En assemblée publique hier soir, il a profité de sa tribune pour rappeler que les gens choisissent un milieu notamment en fonction d'une certaine qualité de vie. Visiblement, constate-t-il, Notre-Dame-du-Mont-Carmel séduit à ce chapitre.
Dans notre édition de vendredi dernier, cette municipalité arrive en tête de liste, avecSaint-Boniface et Saint-Étienne-des-Grès, pour la croissance de sa population en 2012. Il s'agit d'une tendance lourde qui se poursuit et qui provoque des questionnements, particulièrement à Shawinigan. De 2005 à 2012, la population de Notre-Dame-du-Mont-Carmel est passée de 5194 à 5565 habitants, une hausse de 7%. Au cours de la même période, la population de Shawinigan a chuté de 3,7 %.

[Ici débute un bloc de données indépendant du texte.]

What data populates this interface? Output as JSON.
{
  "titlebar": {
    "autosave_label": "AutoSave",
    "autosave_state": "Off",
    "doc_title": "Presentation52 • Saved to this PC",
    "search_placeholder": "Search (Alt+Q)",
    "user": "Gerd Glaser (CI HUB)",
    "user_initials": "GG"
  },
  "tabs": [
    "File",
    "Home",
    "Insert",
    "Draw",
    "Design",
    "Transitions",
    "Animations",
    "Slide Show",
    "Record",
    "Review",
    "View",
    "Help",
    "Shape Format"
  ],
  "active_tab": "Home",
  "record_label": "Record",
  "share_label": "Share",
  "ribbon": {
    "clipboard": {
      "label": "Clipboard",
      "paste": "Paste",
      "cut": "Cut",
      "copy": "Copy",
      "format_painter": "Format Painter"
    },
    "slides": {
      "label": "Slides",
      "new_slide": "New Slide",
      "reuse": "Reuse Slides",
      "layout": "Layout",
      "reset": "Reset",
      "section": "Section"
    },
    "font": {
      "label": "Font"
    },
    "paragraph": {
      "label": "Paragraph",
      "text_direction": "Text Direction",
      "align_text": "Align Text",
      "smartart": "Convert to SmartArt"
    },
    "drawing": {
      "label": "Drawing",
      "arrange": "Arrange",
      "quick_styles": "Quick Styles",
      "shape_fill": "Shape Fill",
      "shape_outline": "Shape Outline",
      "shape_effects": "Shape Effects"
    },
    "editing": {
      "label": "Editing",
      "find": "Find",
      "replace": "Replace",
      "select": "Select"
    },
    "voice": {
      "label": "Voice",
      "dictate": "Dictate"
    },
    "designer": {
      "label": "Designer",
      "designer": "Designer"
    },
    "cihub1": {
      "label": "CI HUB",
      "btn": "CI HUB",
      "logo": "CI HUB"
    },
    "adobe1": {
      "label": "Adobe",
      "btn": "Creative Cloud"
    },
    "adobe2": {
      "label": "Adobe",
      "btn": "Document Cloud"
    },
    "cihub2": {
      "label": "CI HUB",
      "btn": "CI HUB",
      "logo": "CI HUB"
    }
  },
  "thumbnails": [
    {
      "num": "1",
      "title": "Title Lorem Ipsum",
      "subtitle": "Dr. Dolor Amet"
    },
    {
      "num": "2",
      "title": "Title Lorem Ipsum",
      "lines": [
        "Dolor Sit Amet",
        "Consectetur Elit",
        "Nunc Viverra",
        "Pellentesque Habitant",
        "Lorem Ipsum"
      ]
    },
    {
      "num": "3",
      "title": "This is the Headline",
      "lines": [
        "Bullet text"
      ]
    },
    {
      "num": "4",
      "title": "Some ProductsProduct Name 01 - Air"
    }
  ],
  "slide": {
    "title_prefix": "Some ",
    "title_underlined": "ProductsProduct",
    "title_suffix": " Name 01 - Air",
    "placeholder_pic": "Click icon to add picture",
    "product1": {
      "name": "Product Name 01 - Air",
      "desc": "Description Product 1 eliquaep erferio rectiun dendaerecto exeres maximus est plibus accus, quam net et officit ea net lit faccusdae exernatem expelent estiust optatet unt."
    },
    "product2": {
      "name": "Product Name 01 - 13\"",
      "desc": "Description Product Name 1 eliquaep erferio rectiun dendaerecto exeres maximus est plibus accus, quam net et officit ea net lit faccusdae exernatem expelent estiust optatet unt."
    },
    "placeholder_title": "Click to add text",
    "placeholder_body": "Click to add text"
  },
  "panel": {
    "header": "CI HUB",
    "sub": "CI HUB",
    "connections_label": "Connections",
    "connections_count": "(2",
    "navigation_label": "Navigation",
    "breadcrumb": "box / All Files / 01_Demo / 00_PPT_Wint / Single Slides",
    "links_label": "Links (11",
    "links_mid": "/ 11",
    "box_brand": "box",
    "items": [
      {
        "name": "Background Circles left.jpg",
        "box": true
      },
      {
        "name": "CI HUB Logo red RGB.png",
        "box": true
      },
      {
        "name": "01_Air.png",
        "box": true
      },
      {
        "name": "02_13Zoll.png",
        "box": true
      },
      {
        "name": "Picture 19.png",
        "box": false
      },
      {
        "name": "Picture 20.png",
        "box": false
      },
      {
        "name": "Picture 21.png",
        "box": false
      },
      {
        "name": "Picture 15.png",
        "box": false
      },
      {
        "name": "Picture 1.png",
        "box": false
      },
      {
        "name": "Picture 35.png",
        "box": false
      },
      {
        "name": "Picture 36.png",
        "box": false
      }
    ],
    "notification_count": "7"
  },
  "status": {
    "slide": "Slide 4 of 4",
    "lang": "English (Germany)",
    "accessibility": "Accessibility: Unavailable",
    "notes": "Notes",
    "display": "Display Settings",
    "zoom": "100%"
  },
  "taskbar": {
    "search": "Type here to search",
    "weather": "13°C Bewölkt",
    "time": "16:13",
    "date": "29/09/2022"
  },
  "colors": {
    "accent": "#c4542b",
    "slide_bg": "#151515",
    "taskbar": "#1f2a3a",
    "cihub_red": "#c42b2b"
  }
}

«Nous ne faisons pas de promotion particulière, nous ne proposons pas de congé de taxes», rappelle M. Bouchard. «Mais nous avons de grands terrains à offrir et une qualité d'eau exceptionnelle.»
«Bien sûr, le compte de taxes est un élément», ajoute-t-il. «Mais nous demandons à nos contribuables le prix que ça coûte pour les services que nous donnons. Le résultat, c'est que nous avons une population en forte progression. Nous faisons des efforts pour attirer les familles. Nous avons notre identité et on y tient!»
M. Bouchard fait remarquer que ses citoyens doivent se rendre à Shawinigan ou à Trois-Rivières pour consommer des biens et services ou pour y travailler. Voilà pourquoi il assure qu'il lèvera toujours la main pour participer à des projets régionaux. Par contre, il est visiblement agacé par les commentaires déplorant l'essor des banlieues au détriment des villes.
«Je n'étais pas un acteur au moment des fusions municipales, mais j'avais été consulté», soutient-il. «Personnellement, j'étais un partisan du projet une MRC, une ville pour Shawinigan. Mais pas une ville, une MRC... Au bout du compte, ça semblait irréalisable.»
«On ne veut pas faire de compétition à qui que ce soit», ajoute-t-il. «Nous nous développons le mieux possible et nous voulons que la région se développe. Nous mettons des infrastructures en place en prenant soin qu'il n'y ait pas de dédoublement. C'est quoi, il ne faudrait plus de banlieues? Faudrait-il que le Québec devienne une seule ville? Chaque fois que notre population augmente, le même discours revient tout le temps.»
Le maire de Shawinigan, Michel Angers, a déjà annoncé qu'il présenterait des chiffres au début de l'année pour montrer Shawinigan sous son plus beau jour afin de démontrer noir sur blanc les avantages d'y habiter. Il a également promis de réactiver son programme d'accès à la propriété en 2012 en y ajoutant des nouveautés, justement pour contrer l'exode vers les banlieues.
«C'est parfait, qu'il le fasse!», lance M. Bouchard. «Chez nous, on fait le choix des familles et nous sommes dans une situation géographique très intéressante. Certaines personnes n'aiment pas être loin des services, mais pour d'autres, ça ne les dérange pas.»